Related narratives: Cerebral Arteriovenous Malformation, Cerebral Arteriovenous Malformation (Video)
Arteriovenous malformations (AVMs) are vascular anomalies that comprise tangles of arteries connected directly to veins without intervening capillaries. AVMs cause abnormal shunting of the blood, an expansion of the vessels, and a space-occupying effect. The vessels within an AVM have thin walls because of poorly developed muscle tissue in the media. If brain tissue is involved, it is usually nonfunctional. AVMs can range in size from a fraction of an inch to more than 2.5 inches in diameter.
Epidemiology and Risk Factors
Neurological AVMs affect about 1% of the population in the U.S., occurring in males and females of all racial and ethnic backgrounds. In women, pregnancy and childbirth can cause an initial onset or worsening of symptoms, due to changes in blood volume and pressure. AVMs are about 1/10th as common as aneurysms. About 12% of those people with AVMs will suffer symptoms of varying severity, and each year, about 1% will die as a direct result of these lesions. Familial cases are rare, indicating that AVMs probably arise spontaneously during embryonic or fetal development or soon after birth. Though AVMs can develop in many areas of the body, those in the brain and spinal cord have particular systemic impacts.
Most cerebral AVMs present with intracranial hemorrhage, occurring initially in a person's 20s through 40s. If AVMs do not show symptoms by the time the patients are in their late 40s or early 50s, the lesions tend to remain stable and asymptomatic. However, asymptomatic lesions frequently show signs of previous bleeding at necropsy. The risk of rebleeding is 6-7% in the first year, 2% after 5 years, and 1-2% thereafter. Initial bleeding is associated with a 10% mortality rate, which increases with subsequent bleeds. With each recurrence, the chance of additional hemorrhaging increases. Other common manifestations are partial or total seizures (occurring in 30% of patients with an AVM) and migraine-like headaches. Additionally, they can cause a wide range of neurological symptoms such as ataxia, muscle weakness, apraxia, papilledema, aphasia, bruit, and paresthesia. These symptoms can be caused by bleeding (smaller AVMs are more likely to hemorrhage than larger ones); reducing the amount of oxygen to the tissues through abnormal blood flow; or in the case of large lesions, by compressing or displacing adjacent brain tissue.
Diagnosis and Treatment
As mentioned, 90% or more cases of AVM go undetected. In suspected cases, there are several imaging technologies used to diagnose AVMs. CT and MRI are frequently used for detection, and a new application of MRI technology-magnetic resonance angiography (MRA) can record the pattern and velocity of blood flow through vascular lesions. The gold standard for characterizing an AVM is four-vessel angiography-it shows the most accurate pictures of vessel structures. The procedure is somewhat invasive, because dye is injected into the patient, and there is a small risk of stroke; however, the recent development of more accurate dye delivery techniques has decreased the risks.
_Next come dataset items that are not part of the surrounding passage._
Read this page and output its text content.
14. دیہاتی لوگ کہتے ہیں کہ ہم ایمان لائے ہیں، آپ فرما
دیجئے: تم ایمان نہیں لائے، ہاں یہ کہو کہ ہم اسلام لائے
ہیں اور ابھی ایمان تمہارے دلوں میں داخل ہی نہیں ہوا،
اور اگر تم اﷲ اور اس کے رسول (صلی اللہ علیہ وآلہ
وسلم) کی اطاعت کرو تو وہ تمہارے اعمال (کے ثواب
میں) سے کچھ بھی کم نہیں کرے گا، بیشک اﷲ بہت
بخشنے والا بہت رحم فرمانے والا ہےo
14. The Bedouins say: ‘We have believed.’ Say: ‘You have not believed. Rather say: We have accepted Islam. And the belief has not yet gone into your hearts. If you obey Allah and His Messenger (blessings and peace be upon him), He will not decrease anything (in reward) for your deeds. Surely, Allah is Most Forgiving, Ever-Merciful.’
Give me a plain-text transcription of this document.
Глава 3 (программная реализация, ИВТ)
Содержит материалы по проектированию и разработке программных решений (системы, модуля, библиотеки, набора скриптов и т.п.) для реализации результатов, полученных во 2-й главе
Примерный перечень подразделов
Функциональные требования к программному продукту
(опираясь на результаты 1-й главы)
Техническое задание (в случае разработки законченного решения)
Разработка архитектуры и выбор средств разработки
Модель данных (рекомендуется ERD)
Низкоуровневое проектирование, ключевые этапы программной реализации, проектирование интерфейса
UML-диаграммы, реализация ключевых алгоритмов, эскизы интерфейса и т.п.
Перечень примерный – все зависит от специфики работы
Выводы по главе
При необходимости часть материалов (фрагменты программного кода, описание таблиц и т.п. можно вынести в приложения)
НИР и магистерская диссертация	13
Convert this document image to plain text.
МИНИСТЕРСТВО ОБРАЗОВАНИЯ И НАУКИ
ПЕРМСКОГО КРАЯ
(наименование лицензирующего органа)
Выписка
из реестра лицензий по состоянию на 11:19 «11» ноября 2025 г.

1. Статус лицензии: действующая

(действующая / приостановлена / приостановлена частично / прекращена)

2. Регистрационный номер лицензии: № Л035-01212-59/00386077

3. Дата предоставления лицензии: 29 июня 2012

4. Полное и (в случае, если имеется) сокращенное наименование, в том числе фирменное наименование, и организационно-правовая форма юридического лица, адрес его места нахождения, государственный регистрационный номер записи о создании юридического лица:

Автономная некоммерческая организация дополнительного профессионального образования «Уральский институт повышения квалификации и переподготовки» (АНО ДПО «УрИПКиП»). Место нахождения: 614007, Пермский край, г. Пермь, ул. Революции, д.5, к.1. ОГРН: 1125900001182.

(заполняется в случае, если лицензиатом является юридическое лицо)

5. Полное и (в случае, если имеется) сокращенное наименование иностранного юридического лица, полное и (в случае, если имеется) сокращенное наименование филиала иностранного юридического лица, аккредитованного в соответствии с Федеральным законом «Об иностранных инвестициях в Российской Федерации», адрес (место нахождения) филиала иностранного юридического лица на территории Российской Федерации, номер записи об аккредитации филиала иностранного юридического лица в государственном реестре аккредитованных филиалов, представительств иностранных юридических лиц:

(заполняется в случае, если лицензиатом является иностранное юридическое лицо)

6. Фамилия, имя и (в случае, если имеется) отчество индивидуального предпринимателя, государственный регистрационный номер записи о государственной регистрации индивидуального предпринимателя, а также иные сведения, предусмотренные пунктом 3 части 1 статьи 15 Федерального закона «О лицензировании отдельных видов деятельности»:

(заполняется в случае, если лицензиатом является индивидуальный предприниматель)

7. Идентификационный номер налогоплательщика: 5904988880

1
There are no standard guidelines regarding the treatment of AVMs. Each case is generally considered individually because of uncertainties concerning the history of unruptured AVMs, as well as the efficacy associated with interventional therapy. The definitive treatment is surgical excision of the central portion of the AVM and the fistula, which is helped by using an operating microscope. Conventional surgery works best with relatively small lesions that are located in superficial areas of the brain, but AVMs deep in the brain generally cannot be approached this way because of the risk of damage to essential tissue. The main complications of surgical removal are loss of normal brain tissue and associated neurological function and breakthrough phenomenon, which is massive brain swelling and intracranial hemorrhage occurring postoperatively because of changes in blood flow patterns. AVM surgery is associated with about an 8% risk of serious complications or death.
Factors such as age, degree of neurological dysfunction, and location of the AVM should be considered in treatment decision making. Customarily, patients younger than 55 years old are treated more aggressively, with surgical resection, if the lesion is accessible. Older patients or those whose lesions are in vulnerable areas of the brain can be treated with focused gamma rays or proton-beam radiation, which works by damaging the tangle of blood vessels that progressively occlude during the months after treatment. However, it is only effective in lesions less than 3 cm in diameter. In endovascular embolization, the surgeon uses a catheter to plug up the fistula with a substance like inert glue, titanium coils, or tiny balloons. Embolization of the feeding arteries is rarely performed as the sole therapy, but it is frequently used in conjunction with either surgery or radiation therapy. Medical management options include strict blood pressure control and avoiding anticoagulant and antiplatelet drugs.